Thanks Ed, interesting comment; I wasn’t aware of a similar discussion in the early 1980s. Do you have any references to point me in the direction of some record of views at that time? I remember that some were questioning the potential for targeted interventions to prevent the spread of MRSA. For example, this article in 1998 tried to make the case that ‘Trying to control MRSA caused more problems than it solved’ http://www.ncbi.nlm.nih.gov/pubmed/9651853. At this time, I was an undergraduate student doing a dissertation on MRSA, and I thought then that this was a defeatist approach. This has been borne out by the tremendous success in bringing MRSA under control using a very targeted strategy!

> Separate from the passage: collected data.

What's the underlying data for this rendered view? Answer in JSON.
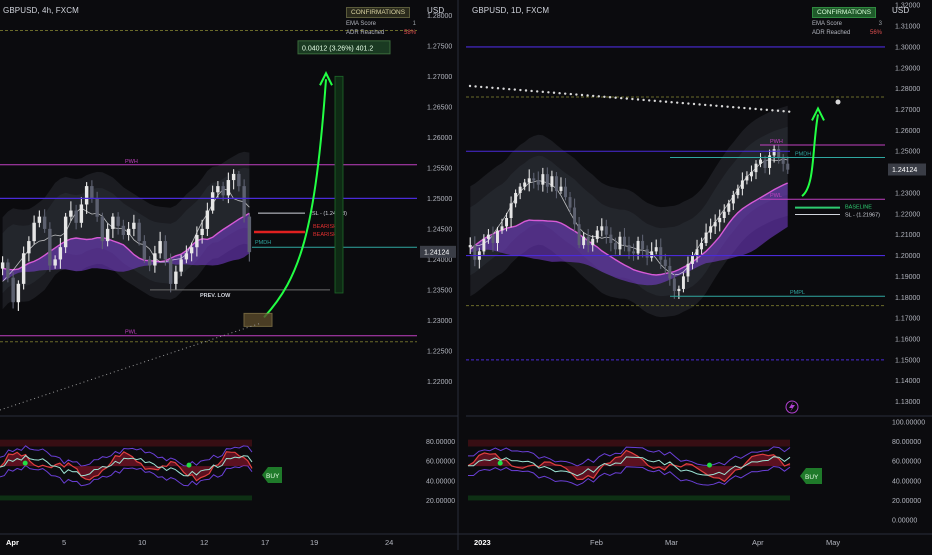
{
  "left_chart": {
    "symbol": "GBPUSD, 4h, FXCM",
    "currency": "USD",
    "confirmations": {
      "title": "CONFIRMATIONS",
      "rows": [
        {
          "label": "EMA Score",
          "value": "1"
        },
        {
          "label": "ADR Reached",
          "value": "58%"
        }
      ]
    },
    "price_ticks": [
      "1.28000",
      "1.27500",
      "1.27000",
      "1.26500",
      "1.26000",
      "1.25500",
      "1.25000",
      "1.24500",
      "1.24000",
      "1.23500",
      "1.23000",
      "1.22500",
      "1.22000"
    ],
    "last_price": "1.24124",
    "measure_label": "0.04012 (3.26%) 401.2",
    "levels": [
      {
        "label": "PWH",
        "color": "#c040c0"
      },
      {
        "label": "PWL",
        "color": "#c040c0"
      },
      {
        "label": "PMDH",
        "color": "#2fa7a0"
      },
      {
        "label": "SL - (1.24758)",
        "color": "#d1d4dc"
      },
      {
        "label": "PREV. LOW",
        "color": "#d1d4dc"
      }
    ],
    "signal_labels": [
      "BEARISH",
      "BEARISH"
    ],
    "x_ticks": [
      "Apr",
      "5",
      "10",
      "12",
      "17",
      "19",
      "24"
    ],
    "osc_ticks": [
      "80.00000",
      "60.00000",
      "40.00000",
      "20.00000"
    ],
    "buy_label": "BUY"
  },
  "right_chart": {
    "symbol": "GBPUSD, 1D, FXCM",
    "currency": "USD",
    "confirmations": {
      "title": "CONFIRMATIONS",
      "rows": [
        {
          "label": "EMA Score",
          "value": "3"
        },
        {
          "label": "ADR Reached",
          "value": "56%"
        }
      ]
    },
    "price_ticks": [
      "1.32000",
      "1.31000",
      "1.30000",
      "1.29000",
      "1.28000",
      "1.27000",
      "1.26000",
      "1.25000",
      "1.24000",
      "1.23000",
      "1.22000",
      "1.21000",
      "1.20000",
      "1.19000",
      "1.18000",
      "1.17000",
      "1.16000",
      "1.15000",
      "1.14000",
      "1.13000"
    ],
    "last_price": "1.24124",
    "levels": [
      {
        "label": "PWH",
        "color": "#c040c0"
      },
      {
        "label": "PMDH",
        "color": "#2fa7a0"
      },
      {
        "label": "PWL",
        "color": "#c040c0"
      },
      {
        "label": "PMPL",
        "color": "#2fa7a0"
      },
      {
        "label": "BASELINE",
        "color": "#2ecc71"
      },
      {
        "label": "SL - (1.21967)",
        "color": "#d1d4dc"
      }
    ],
    "x_ticks": [
      "2023",
      "Feb",
      "Mar",
      "Apr",
      "May"
    ],
    "osc_ticks": [
      "100.00000",
      "80.00000",
      "60.00000",
      "40.00000",
      "20.00000",
      "0.00000"
    ],
    "buy_label": "BUY"
  },
  "chart_data": [
    {
      "type": "candlestick",
      "title": "GBPUSD, 4h, FXCM",
      "ylabel": "USD",
      "ylim": [
        1.215,
        1.2825
      ],
      "x_ticks": [
        "Apr",
        "5",
        "10",
        "12",
        "17",
        "19",
        "24"
      ],
      "close": [
        1.2395,
        1.237,
        1.233,
        1.236,
        1.241,
        1.243,
        1.246,
        1.247,
        1.245,
        1.239,
        1.24,
        1.242,
        1.247,
        1.248,
        1.246,
        1.249,
        1.252,
        1.25,
        1.247,
        1.243,
        1.245,
        1.247,
        1.2455,
        1.244,
        1.245,
        1.246,
        1.243,
        1.24,
        1.239,
        1.241,
        1.243,
        1.24,
        1.236,
        1.238,
        1.24,
        1.241,
        1.242,
        1.244,
        1.245,
        1.248,
        1.251,
        1.252,
        1.2505,
        1.253,
        1.254,
        1.252,
        1.247,
        1.2412
      ],
      "last_price": 1.24124,
      "levels": {
        "PWH": 1.2555,
        "PWL": 1.2275,
        "PMDH": 1.242,
        "SL": 1.24758,
        "PREV_LOW": 1.235
      },
      "projection": {
        "from": 1.2305,
        "to": 1.2705,
        "change": "0.04012 (3.26%) 401.2"
      }
    },
    {
      "type": "candlestick",
      "title": "GBPUSD, 1D, FXCM",
      "ylabel": "USD",
      "ylim": [
        1.125,
        1.3225
      ],
      "x_ticks": [
        "2023",
        "Feb",
        "Mar",
        "Apr",
        "May"
      ],
      "close": [
        1.205,
        1.198,
        1.202,
        1.208,
        1.21,
        1.206,
        1.212,
        1.214,
        1.218,
        1.225,
        1.23,
        1.233,
        1.235,
        1.237,
        1.236,
        1.234,
        1.239,
        1.233,
        1.238,
        1.231,
        1.233,
        1.228,
        1.223,
        1.215,
        1.205,
        1.209,
        1.205,
        1.208,
        1.212,
        1.214,
        1.21,
        1.206,
        1.203,
        1.209,
        1.205,
        1.202,
        1.201,
        1.207,
        1.203,
        1.199,
        1.202,
        1.204,
        1.198,
        1.195,
        1.189,
        1.183,
        1.184,
        1.19,
        1.196,
        1.2,
        1.203,
        1.206,
        1.211,
        1.214,
        1.216,
        1.218,
        1.221,
        1.225,
        1.229,
        1.232,
        1.236,
        1.238,
        1.24,
        1.244,
        1.246,
        1.242,
        1.248,
        1.251,
        1.247,
        1.244,
        1.2412
      ],
      "last_price": 1.24124,
      "levels": {
        "PWH": 1.253,
        "PWL": 1.227,
        "PMDH": 1.247,
        "PMPL": 1.1805,
        "BASELINE": 1.223,
        "SL": 1.21967
      },
      "projection": {
        "from": 1.2285,
        "to": 1.2705
      }
    }
  ]
}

Here’s an overview of isolation practices in US hospitals from the 1800s onwards (thanks to Ed for providing the reference): http://wonder.cdc.gov/wonder/prevguid/p0000419/p0000419.asp#head002004002000000
Abandoning pathogen specific control measures sounds attractive but it is questionable if it is based on science and facts. At this time we see that MRSA, VRE and ESBL are endemic in most US hospitals. CRE is the new kid on the block and in general rates are increasing rapidly despite the current control measures. The situation regarding AMR in the US is totally incomparable with the situation in my country, The Netherlands. Using pathogen specific control measures since the mergence of MRSA in the 1980’s we are still able to have total control over MRSA, VRE and CRE. For example, each year we have less than 50 cases of MRSA bacteremia in the entire country (population 17 million) and less than five of CRE. The negative effects of isolation should be taken serious but can solved by motivating doctors and nurses to give special attention to patients in isolation.
The proposed strategy in the US for me, sounds much like a surrender to antimicrobial resistance instead of a firm postion to start a real change.
Dear Prof Kluytmans, thank-you for taking the time to comment. I agree with you that abandoning targeted interventions feels like a surrender to antimicrobial-resistant pathogens. If universal precautions were applied perfectly all the time, then the discussion would be different. But no matter what we try, compliance with hand hygiene, environmental hygiene and other universal interventions remains sub-optimal. Therefore, I can see little option but to continue to recommend enhancing these basic procedures for specific patients to limit spread, as has been so successful in the Netherlands.